The Struggle for Devil's Den
The Association of Licensed Battlefield Guides
Spring Seminar, April 8-9, 2011
A few months ago my friend Phil called and told me about this event, and asked if I wanted to go. With advance warning to be able to plan for it I said "sure", and I am extremely glad that I did. The Gettysburg ALBG apparently does two of these a year, one in the spring and a full weekend one in the fall. This specific one focused on the attack and defense of Houck's Ridge and Devil's Den.
The first part of this was a lecture and slide show at 7pm on Friday evening at the Grand Army of the Republic hall in Gettysburg. Just being in that building on that site was pretty cool. The talk was given by LBG Tim Smith, a guide who I have seen several times on the PCN channel's battlefield walks that are shown every year around the anniversary of the battle. I also have one or two of his books, including one titled "Devil's Den; A History and Guide". The talk focused on the history and legacy of Devil's Den, with a major focus on the contemporary and near-contemporary photographic record of the site. Truly fascinating stuff, and a talk which made me go out and buy a couple of William Frassanito's books on the photographic history of Gettysburg.
The Saturday part was the main event, and was to consist of three hours of walking the battlefield from the Confederate point of view in the morning, followed by lunch, then three more hours of walking the battlefield from the Union point of view in the afternoon. The weather, which had rained on my geocaching Friday during the day, was not supposed to be an issue on Saturday (although the forecast was for cool and overcast), but there was a more serious threat. The government budget was set to expire at midnight, and if the budget impasse could not be broken and a settlement reached (however temporary), the park would be closed, as would all other federal facilities, and we would be unable to walk the field. Which meant that the Saturday program would be conducted as a series of lectures in an indoor room. Ugh. Fortunately, that would not come to pass, as a one-week extension was reached at 11:45 pm that would keep the government from shutting down.
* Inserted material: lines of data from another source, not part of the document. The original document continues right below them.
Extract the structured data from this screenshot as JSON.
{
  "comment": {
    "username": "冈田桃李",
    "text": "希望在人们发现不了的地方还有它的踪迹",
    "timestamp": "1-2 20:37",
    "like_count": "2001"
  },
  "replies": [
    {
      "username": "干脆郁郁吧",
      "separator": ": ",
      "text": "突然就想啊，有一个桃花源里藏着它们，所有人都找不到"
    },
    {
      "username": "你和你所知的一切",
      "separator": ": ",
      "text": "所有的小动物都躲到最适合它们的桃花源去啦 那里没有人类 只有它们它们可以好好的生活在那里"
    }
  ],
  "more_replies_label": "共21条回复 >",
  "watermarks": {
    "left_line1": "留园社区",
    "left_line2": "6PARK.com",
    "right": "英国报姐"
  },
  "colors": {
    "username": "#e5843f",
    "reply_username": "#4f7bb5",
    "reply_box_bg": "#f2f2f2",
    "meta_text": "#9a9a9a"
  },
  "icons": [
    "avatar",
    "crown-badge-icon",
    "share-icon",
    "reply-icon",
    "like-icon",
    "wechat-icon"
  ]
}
I will follow this up with a post on each of the morning and afternoon sessions, with pictures, but suffice it to say that this was a FANTASTIC day and a half of hardcore history geekiness. I can't stress enough what a wonderful job these guides do, and what a tremendous wealth of knowledge they are. I would strongly recommend that anyone with a serious interest in Civil War history in general, or Gettysburg in particular, do whatever they can to attend one of these. They are well worth the modest cost of about $100 for a day-plus of immersing yourself in the history of the battle with people who know it all, inside and out.